Der Mann war wirklich ein Phantom.
Diesmal hatte Donatti ein junges Mädchen bei sich. Sie sah aus wie fünfzehn, aber angesichts der Vorsicht, die er walten ließ, war sie wahrscheinlich eher achtzehn. Donatti öffnete die Wagentür, und Decker nahm Platz. Das Mädchen rutschte neben ihn, Chris folgte ihnen.
Sie hatte ein hübsches Gesicht, das kaum geschminkt und von dunklem Haar umrahmt war. So unschuldig ihr Gesicht war, so wenig traf das auf ihre Kleidung zu. Sie trug ein knappes rotes Top, einen Minirock aus Leder und Netzstrumpfhosen. Um die Schultern hatte sie eine Federboa geschlungen. Da sie keinen BH trug, waren ihre großen Brustwarzen deutlich zu erkennen. Klar in diesem Aufzug musste ihr ziemlich kalt sein.
Donatti nannte dem Fahrer eine Adresse. Niemand sagte ein Wort.
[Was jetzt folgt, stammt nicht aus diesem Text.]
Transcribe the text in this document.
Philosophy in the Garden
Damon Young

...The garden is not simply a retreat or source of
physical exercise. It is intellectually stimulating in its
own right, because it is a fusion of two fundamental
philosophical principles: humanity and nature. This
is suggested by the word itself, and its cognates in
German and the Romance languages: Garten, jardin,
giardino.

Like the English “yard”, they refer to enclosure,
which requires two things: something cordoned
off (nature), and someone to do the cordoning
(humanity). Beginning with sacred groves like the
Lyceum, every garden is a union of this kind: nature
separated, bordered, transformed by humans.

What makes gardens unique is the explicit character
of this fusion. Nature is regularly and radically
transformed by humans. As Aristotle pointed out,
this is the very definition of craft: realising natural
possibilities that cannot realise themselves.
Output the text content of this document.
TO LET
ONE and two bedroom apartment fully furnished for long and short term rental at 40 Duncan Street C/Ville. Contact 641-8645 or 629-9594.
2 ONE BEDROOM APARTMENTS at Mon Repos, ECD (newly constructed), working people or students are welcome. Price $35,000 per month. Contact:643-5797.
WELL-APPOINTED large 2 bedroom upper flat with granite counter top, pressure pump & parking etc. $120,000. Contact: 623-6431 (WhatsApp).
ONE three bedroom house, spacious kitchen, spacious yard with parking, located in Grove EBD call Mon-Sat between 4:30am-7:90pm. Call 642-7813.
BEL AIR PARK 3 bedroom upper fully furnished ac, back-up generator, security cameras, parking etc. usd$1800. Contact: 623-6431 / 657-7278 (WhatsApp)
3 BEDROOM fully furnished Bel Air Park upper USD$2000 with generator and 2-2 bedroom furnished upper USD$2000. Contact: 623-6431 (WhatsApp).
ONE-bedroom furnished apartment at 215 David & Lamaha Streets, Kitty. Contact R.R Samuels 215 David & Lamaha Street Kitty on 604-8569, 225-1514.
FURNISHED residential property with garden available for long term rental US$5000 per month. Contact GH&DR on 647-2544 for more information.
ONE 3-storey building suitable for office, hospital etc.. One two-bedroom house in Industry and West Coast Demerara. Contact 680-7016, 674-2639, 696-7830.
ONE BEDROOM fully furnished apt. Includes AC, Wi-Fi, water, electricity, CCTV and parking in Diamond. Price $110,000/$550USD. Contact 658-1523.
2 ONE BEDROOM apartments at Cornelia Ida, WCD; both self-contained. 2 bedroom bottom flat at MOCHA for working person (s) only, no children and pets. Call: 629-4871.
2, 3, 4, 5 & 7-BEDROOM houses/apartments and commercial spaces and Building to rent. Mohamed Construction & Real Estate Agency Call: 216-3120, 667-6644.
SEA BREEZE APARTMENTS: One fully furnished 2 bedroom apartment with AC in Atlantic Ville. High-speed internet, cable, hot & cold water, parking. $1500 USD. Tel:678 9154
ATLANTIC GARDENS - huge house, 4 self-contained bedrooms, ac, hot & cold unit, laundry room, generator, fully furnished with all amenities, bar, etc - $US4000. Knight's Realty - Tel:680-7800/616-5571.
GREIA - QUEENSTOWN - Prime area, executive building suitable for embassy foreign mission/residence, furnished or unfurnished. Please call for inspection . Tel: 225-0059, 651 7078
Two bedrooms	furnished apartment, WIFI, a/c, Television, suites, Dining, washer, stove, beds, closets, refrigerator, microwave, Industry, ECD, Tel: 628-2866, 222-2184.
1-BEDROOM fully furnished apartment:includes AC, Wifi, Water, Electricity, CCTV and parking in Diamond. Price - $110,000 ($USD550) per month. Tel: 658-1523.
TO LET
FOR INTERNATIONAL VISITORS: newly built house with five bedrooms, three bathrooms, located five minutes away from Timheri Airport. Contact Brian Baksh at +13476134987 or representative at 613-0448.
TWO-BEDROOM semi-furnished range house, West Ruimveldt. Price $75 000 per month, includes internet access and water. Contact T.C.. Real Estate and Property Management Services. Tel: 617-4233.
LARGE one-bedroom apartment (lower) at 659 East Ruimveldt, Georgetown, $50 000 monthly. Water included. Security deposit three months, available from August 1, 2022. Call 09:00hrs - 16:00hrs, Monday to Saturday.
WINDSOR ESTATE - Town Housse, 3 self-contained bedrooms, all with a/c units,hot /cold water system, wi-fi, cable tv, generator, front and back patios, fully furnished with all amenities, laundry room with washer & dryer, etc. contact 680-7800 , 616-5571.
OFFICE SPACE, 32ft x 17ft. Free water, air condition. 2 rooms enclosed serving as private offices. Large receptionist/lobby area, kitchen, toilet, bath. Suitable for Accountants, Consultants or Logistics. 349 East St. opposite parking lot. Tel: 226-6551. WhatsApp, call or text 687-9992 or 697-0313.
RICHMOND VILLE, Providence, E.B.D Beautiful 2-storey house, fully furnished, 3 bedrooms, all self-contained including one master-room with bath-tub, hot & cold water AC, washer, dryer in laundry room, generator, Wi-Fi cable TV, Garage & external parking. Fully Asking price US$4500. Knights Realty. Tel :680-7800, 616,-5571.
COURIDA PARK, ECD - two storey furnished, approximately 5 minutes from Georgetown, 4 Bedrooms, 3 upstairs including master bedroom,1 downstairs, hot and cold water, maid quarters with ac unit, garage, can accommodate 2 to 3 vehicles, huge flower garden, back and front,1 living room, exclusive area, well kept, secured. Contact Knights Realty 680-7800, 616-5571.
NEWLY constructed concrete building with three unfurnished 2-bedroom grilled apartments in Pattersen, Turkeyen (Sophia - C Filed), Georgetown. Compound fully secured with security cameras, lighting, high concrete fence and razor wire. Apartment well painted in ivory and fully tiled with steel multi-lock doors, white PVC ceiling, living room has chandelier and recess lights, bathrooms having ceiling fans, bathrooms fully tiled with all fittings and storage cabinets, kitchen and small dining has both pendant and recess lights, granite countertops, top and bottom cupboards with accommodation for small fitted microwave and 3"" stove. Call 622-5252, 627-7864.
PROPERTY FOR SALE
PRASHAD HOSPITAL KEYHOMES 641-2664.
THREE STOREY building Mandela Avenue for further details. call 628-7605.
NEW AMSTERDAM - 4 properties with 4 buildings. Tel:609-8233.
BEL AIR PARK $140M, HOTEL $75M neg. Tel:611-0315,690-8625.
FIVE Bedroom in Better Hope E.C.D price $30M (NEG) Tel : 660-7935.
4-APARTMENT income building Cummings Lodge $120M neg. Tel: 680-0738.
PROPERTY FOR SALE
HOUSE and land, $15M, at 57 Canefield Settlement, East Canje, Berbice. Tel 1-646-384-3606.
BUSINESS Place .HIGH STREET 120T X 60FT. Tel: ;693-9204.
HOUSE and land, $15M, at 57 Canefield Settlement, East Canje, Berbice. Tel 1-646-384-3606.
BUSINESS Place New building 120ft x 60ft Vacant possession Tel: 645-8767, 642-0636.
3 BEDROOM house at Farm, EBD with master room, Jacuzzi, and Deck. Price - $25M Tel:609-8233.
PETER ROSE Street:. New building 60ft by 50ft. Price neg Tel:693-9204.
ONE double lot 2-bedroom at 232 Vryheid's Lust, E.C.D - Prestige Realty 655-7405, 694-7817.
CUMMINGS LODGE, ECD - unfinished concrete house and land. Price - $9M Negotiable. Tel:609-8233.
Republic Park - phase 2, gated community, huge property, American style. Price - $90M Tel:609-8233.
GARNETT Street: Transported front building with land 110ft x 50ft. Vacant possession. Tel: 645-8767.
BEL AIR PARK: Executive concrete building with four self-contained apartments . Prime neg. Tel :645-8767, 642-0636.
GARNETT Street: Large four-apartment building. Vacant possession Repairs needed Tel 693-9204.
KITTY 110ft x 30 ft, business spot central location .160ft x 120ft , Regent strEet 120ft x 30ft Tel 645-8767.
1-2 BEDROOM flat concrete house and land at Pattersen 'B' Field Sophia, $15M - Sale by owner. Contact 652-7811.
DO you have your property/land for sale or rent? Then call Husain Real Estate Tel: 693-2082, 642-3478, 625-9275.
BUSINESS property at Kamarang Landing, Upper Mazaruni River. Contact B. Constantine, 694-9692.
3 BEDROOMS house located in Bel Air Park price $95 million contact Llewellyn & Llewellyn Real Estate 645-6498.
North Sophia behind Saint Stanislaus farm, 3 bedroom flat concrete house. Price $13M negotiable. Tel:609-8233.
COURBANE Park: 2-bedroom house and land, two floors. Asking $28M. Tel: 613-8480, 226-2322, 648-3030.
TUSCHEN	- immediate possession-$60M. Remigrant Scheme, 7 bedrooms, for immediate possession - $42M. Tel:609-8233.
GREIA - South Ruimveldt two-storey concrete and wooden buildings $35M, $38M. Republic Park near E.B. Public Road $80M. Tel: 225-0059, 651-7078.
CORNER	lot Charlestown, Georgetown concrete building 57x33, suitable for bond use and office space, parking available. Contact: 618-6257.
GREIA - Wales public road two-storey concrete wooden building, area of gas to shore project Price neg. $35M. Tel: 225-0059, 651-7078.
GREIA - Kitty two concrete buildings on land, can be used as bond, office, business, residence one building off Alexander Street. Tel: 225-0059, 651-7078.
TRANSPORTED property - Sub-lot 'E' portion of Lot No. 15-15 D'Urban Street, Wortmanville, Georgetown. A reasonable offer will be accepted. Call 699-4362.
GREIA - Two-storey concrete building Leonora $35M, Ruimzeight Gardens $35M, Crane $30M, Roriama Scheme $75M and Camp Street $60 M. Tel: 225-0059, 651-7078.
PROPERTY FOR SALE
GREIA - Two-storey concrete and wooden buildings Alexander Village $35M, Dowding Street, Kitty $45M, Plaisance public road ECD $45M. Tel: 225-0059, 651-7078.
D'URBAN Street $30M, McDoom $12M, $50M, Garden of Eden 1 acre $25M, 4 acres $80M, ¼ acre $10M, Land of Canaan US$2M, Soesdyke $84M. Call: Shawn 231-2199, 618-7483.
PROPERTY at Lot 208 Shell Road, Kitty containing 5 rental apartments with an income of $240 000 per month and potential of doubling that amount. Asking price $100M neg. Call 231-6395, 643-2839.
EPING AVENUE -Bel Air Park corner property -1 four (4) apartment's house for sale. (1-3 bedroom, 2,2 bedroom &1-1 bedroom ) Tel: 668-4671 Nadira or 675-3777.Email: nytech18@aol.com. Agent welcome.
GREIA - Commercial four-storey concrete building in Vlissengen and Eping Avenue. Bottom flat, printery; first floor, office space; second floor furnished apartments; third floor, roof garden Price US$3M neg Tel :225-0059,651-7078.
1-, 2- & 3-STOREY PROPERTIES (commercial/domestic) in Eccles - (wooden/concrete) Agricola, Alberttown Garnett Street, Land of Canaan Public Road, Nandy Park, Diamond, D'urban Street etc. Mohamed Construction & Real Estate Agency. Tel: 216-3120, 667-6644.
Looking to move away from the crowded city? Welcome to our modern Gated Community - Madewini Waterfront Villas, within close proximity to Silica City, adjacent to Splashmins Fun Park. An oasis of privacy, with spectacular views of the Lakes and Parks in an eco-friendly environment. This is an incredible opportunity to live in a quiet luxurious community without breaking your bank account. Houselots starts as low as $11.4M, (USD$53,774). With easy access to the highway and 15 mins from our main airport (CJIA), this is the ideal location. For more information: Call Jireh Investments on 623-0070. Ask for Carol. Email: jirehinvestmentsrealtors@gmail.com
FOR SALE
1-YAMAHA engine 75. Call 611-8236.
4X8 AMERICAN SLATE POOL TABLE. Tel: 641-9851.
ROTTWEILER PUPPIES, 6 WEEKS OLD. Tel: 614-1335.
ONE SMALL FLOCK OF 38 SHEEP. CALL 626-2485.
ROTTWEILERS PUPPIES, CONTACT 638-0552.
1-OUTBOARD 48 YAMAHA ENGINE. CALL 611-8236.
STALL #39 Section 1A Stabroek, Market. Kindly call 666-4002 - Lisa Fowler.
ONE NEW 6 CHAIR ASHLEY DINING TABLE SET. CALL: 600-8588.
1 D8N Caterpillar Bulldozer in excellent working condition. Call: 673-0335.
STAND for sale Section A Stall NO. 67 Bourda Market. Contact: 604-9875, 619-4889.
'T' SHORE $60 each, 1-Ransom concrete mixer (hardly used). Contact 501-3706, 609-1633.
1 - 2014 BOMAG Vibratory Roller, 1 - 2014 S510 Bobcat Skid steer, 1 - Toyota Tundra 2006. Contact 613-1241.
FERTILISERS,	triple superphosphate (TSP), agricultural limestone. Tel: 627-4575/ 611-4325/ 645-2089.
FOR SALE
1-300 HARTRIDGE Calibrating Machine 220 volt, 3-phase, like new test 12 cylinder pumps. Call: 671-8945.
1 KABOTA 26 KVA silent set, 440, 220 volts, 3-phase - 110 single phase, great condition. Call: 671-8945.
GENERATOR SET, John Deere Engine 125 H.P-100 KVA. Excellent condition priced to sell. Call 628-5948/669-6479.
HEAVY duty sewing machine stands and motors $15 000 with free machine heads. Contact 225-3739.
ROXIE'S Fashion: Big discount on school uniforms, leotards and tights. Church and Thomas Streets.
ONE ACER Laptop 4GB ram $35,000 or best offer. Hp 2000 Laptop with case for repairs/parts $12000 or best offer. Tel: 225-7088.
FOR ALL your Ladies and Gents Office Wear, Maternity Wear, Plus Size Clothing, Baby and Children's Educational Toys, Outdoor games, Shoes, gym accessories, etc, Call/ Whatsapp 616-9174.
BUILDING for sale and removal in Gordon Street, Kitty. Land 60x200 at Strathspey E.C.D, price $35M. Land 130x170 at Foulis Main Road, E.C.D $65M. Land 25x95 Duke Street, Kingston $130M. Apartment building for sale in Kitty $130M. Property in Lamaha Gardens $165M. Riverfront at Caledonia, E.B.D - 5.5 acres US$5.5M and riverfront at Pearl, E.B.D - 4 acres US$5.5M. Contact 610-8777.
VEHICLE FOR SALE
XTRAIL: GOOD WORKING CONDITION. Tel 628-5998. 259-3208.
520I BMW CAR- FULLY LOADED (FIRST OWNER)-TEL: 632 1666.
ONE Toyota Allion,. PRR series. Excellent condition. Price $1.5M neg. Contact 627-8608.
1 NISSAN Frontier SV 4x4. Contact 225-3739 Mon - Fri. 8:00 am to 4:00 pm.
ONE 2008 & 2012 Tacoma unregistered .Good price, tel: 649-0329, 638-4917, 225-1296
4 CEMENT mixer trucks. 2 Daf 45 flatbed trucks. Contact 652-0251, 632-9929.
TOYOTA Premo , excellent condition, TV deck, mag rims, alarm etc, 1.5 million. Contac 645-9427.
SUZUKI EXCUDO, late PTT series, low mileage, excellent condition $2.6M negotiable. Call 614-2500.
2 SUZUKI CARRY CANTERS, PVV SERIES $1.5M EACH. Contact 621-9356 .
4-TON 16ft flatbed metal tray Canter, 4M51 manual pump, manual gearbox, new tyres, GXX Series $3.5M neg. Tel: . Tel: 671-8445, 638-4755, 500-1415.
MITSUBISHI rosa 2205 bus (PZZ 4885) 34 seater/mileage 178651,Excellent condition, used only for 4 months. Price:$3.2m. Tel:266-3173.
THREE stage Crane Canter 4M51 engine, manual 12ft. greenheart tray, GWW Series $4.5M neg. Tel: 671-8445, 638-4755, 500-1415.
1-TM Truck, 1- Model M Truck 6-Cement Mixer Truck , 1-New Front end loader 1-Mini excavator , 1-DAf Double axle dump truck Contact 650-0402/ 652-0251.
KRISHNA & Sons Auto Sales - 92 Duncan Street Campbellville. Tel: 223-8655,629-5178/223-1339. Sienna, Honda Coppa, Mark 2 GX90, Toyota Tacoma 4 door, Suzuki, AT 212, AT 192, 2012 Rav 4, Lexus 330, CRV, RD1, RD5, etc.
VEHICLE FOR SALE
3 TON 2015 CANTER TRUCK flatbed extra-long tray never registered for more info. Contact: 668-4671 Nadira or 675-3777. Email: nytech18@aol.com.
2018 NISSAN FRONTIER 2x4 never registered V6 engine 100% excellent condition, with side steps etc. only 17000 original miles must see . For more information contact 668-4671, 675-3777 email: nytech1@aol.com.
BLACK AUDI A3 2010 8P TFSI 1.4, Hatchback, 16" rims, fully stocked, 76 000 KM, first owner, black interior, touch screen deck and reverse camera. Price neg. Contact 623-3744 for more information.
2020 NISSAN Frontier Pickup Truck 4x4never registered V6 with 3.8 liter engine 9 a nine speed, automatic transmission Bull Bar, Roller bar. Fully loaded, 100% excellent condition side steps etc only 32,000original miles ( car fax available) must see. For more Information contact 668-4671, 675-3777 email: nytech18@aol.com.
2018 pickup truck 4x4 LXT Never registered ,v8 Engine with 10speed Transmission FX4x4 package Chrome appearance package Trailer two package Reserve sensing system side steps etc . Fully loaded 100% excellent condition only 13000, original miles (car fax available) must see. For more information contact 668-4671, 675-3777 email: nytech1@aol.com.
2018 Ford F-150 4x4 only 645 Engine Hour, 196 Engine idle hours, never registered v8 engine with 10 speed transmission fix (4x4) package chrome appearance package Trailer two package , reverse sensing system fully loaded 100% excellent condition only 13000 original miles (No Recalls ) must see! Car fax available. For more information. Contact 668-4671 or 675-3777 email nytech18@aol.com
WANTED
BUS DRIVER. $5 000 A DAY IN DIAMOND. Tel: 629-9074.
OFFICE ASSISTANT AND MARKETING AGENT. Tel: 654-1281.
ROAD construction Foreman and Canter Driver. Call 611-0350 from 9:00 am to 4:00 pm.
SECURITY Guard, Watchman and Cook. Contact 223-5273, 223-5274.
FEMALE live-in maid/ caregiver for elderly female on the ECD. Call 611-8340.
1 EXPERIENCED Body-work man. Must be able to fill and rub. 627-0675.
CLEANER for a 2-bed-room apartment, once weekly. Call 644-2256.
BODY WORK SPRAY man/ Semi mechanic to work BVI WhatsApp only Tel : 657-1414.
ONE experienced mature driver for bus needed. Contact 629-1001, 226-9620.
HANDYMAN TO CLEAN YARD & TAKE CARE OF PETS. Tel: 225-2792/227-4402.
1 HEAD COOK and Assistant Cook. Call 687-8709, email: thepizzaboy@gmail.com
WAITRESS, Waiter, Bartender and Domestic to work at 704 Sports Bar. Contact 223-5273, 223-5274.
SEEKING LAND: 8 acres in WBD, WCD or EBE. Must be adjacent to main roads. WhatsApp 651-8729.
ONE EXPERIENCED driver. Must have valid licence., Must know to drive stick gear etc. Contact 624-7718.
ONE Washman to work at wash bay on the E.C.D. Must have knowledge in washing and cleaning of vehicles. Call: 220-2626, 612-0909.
Während draußen die Häuserzeilen vorbeihuschten, spürte Decker, wie sich etwas an sein Bein drückte. Er rutschte ein Stück zur Seite, doch die Kleine war hartnäckig und schmiegte ihren Schenkel weiter gegen seinen. Als ihre Hand über seinen Oberschenkel wanderte und sich auf sein Knie legte, reichte es ihm.
Ihn packte die Wut. Er warf Donatti einen hasserfüllten Blick zu, sodass dieser die Hand seines Schützlings von Deckers Schenkel zog.
»Du nervst ihn, Schatz. Komm, wir tauschen die Plätze.« Als er sie mit Schwung über seine Beine hob, klatschte er ihr aufs Hinterteil. »Oh, mach das noch mal«, gurrte sie.
»Benimm dich«, sagte Donatti, »wir sind nicht zu Hause.« »Ach, und seit wann stört dich das?«
Diesmal bedachte er sie mit einem strengen Blick, und sie ließ sich in den Sitz zurückfallen, die Hände brav im Schoß gefaltet.
»Fahren Sie rechts ran«, befahl Donatti dem Taxifahrer. »Lassen Sie die Uhr laufen, und warten Sie auf mich.«
Der Fahrer nickte.
Donatti öffnete den Wagenschlag. »Steig aus. Ich bring dich zur Tür.«
»Wie, kommt er nicht mit rauf?«, fragte das Mädchen. »Nein.«
»Warum denn nicht?« »Darum.«
»Aber vielleicht würde er ja gern?« »Nein.«
»Kommst du mit hoch?« »Nein. Steig aus.« »Aber wieso denn nicht?«
»Raus.« Donatti war mit seiner Geduld am Ende. Er stieß die Tür weit auf und schubste sie aus dem Wagen. Sie fiel auf den Gehsteig, und noch bevor sie sich aufrappeln konnte, stand Chris über ihr, riss sie hoch und zerrte sie zur Eingangstür eines Apartmenthauses.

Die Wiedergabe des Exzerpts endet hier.